Y’s (Shoulder Scaption/Flexion)

Engages Lower Traps, Anterior Deltoid, Supraspinatus, Serratus Anterior & Posterior Deltoid.

Similar to the last two, serving to increase scapular stability while opening up your t-spine!

Instructions: Take both ends of the resistance tubing & with your arms held out at approximately a 45-degree angle, pull the tubing straight up & back as far as comfortable

2. Side-lying Shoulder External Rotation

Sidelying External Rotation Exercise

Strengthens your Infraspinatus & Teres Minor. Also engages the Deltoid.

Serves to relieve shoulder impingement & to normalize the relationship between the Deltoid-Rotator Cuff force couple.

Can be completed with any form of resistance.

Instructions: While lying on your side, with elbow tucked, rotate your arm up towards the ceiling & as far back as comfortable.

3. Cable Machine Shoulder Internal Rotation

Cable Internal Rotation Exercise

Also serves to relieve shoulder impingement & to normalize the relationship between the Deltoid-Rotator Cuff force couple by strengthening the internal rotators.

The theoretical focus of this exercise is the subscapularis, though you do get assistance from much larger muscles during this exercises as well.

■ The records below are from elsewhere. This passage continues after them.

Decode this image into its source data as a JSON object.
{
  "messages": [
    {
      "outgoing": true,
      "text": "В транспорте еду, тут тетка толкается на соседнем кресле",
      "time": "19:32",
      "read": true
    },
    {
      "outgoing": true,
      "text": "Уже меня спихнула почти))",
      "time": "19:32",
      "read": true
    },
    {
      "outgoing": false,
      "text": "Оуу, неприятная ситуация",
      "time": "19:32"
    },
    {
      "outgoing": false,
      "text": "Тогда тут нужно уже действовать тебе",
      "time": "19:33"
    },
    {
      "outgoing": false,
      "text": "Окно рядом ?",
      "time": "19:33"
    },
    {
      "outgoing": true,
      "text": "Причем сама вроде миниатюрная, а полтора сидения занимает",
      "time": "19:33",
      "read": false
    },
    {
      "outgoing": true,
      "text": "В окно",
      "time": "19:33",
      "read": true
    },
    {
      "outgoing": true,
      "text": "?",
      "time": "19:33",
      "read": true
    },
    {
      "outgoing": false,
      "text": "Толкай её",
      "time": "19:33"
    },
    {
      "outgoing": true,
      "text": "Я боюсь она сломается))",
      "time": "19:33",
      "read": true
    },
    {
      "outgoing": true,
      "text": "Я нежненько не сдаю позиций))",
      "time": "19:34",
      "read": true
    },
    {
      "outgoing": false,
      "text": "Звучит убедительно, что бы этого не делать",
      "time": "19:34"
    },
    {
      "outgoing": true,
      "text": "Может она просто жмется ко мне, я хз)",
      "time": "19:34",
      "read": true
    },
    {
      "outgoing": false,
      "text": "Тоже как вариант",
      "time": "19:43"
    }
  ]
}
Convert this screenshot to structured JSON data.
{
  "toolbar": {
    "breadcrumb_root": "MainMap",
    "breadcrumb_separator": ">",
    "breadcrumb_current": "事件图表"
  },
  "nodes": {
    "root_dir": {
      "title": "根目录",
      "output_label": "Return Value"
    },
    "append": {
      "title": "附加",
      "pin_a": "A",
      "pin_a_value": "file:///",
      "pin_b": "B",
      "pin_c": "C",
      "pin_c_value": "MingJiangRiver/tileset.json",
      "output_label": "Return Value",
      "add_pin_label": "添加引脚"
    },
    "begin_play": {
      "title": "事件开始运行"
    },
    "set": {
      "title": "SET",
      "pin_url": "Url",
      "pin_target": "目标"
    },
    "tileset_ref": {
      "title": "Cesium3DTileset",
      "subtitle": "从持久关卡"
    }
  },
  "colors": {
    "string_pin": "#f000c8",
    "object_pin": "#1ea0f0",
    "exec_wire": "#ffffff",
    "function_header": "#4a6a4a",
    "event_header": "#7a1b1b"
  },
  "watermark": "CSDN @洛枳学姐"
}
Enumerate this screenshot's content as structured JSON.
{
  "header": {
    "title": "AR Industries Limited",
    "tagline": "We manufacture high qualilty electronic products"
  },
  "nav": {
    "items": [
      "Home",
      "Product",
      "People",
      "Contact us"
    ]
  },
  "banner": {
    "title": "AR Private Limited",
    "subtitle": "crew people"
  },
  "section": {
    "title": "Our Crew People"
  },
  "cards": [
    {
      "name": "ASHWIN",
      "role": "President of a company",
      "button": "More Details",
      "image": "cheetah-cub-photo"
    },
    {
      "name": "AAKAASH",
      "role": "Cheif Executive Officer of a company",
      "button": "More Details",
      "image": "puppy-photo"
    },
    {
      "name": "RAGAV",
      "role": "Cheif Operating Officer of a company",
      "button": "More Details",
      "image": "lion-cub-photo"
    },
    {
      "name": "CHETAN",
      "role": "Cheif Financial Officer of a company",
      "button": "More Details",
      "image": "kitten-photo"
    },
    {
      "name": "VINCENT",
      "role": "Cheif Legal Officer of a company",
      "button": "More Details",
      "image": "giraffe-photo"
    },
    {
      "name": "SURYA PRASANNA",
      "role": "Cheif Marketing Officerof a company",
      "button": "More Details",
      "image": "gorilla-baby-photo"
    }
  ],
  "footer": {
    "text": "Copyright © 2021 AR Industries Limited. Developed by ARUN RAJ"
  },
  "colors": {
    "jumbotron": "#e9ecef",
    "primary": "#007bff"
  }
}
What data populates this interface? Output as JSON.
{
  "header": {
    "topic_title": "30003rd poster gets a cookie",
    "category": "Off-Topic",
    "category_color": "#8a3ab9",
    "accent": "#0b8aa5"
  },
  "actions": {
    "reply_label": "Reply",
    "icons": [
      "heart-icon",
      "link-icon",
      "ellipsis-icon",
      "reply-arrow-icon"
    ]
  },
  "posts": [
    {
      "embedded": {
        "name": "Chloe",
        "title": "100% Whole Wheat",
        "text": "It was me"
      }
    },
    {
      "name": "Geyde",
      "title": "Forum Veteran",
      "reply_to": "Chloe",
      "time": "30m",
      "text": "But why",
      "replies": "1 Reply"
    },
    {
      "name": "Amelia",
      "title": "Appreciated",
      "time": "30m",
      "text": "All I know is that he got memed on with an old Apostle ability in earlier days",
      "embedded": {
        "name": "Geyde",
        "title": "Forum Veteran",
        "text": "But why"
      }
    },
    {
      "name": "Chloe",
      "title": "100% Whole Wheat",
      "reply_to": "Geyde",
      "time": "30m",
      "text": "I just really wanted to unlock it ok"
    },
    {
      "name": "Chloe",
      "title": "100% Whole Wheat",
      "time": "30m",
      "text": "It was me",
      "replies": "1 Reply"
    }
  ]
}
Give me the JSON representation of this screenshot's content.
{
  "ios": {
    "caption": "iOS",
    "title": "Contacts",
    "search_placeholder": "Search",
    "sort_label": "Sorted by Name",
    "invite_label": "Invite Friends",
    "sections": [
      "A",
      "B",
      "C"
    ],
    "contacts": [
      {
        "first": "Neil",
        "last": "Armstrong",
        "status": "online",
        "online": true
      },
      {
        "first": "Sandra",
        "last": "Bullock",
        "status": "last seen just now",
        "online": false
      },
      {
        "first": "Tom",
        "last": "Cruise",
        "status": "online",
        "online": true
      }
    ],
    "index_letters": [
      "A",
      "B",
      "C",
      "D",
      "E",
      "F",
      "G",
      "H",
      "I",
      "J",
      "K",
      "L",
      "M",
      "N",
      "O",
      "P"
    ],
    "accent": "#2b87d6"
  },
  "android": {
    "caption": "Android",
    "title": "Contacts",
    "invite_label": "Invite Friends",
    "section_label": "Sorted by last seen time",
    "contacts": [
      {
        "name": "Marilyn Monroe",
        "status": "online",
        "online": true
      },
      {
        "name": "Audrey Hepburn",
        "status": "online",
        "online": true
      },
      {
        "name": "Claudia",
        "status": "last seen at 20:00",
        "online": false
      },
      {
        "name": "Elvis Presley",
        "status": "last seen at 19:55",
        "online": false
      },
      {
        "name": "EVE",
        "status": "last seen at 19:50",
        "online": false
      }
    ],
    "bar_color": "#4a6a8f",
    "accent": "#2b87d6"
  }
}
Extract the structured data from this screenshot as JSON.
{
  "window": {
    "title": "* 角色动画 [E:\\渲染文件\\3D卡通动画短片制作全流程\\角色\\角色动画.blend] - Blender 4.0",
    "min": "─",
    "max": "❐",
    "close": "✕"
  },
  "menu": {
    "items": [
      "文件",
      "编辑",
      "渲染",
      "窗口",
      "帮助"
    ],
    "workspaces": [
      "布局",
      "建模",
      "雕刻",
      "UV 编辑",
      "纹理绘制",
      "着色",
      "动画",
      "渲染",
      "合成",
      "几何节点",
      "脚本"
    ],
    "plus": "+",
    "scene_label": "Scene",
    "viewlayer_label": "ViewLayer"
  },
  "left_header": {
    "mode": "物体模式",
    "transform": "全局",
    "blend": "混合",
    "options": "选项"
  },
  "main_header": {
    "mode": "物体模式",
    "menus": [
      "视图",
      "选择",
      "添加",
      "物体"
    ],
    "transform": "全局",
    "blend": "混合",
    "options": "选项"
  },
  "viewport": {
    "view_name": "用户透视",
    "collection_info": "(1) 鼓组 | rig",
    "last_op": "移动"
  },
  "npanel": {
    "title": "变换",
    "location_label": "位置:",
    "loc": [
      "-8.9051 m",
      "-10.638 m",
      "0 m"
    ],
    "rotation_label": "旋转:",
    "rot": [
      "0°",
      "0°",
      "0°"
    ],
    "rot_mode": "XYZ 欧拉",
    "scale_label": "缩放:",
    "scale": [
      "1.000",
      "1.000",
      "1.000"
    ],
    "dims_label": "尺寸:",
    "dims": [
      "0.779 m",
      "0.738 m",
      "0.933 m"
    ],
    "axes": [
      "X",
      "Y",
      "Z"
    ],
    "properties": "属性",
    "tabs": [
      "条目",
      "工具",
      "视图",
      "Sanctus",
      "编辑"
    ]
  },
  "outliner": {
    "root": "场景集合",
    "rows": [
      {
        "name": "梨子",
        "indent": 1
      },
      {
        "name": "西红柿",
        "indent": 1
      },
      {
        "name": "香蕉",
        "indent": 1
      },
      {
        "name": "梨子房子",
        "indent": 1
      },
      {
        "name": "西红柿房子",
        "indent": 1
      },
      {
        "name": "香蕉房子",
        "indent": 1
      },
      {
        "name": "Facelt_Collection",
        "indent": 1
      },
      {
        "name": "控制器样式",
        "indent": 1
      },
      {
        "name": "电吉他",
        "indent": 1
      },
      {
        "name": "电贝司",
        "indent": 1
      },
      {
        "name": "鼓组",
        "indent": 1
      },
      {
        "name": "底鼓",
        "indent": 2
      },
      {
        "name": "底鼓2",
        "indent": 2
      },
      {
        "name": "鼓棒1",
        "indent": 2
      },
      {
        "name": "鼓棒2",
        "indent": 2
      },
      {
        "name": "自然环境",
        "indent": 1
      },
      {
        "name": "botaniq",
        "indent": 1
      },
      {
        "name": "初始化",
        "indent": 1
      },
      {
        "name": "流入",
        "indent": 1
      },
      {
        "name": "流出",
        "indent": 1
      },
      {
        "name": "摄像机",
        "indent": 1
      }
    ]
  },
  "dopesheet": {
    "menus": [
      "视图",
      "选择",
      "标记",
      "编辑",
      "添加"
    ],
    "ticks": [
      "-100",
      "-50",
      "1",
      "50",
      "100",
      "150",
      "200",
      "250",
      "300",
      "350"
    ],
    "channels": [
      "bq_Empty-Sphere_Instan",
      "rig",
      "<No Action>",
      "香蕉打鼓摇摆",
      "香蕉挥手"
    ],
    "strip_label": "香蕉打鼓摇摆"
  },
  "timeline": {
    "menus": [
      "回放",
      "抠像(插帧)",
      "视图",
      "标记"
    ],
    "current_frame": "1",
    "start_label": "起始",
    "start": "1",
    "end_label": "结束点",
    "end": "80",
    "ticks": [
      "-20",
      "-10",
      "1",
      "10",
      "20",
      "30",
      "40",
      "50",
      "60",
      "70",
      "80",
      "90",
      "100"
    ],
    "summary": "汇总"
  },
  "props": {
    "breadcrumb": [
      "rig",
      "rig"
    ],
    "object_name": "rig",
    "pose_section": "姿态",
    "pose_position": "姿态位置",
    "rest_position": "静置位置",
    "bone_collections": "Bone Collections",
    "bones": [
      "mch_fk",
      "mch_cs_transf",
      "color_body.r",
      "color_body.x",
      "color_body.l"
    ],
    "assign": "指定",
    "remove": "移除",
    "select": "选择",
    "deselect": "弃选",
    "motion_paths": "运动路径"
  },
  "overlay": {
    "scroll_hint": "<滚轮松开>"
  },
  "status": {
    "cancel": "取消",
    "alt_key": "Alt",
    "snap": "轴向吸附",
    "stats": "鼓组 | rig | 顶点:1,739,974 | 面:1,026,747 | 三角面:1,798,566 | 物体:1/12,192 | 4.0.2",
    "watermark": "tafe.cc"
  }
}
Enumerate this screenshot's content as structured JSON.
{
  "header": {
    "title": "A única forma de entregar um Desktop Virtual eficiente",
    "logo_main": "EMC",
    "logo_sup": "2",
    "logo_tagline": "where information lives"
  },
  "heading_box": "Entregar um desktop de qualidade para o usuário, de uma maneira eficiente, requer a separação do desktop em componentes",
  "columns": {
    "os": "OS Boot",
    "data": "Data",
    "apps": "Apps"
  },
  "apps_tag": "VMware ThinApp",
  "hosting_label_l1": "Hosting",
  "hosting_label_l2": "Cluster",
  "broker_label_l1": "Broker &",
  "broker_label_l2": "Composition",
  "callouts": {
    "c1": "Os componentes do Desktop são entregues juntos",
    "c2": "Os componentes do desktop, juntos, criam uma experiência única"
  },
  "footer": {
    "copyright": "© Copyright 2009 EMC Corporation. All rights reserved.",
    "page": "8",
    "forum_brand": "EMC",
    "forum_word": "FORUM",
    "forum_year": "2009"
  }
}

Instructions: While standing upright, with elbow tucked, rotate your arm in towards your body & slowly allow it to return back out.

4. External Rotation Resistance Band Pull Aparts

Band External Rotation Pull Aparts Exercise

Similar to side-lying ER, strengthens Infraspinatus & Teres Minor.

Serving to relieve shoulder impingement & to normalize the relationship between the Deltoid-Rotator Cuff force couple.

Instructions: While upright, holding the band with a palm-up grip, with elbows tucked, rotate your both arms out, away from your body. Slowly return to the starting position.

5. Scapular Retractions

Scapular Retractions Exercise

Strengthens the Rhomboids & Middle Trapezius.

Serving to maximize scapular stability.

Instructions: Simply squeeze your shoulder blades together & hold for 2-3 seconds!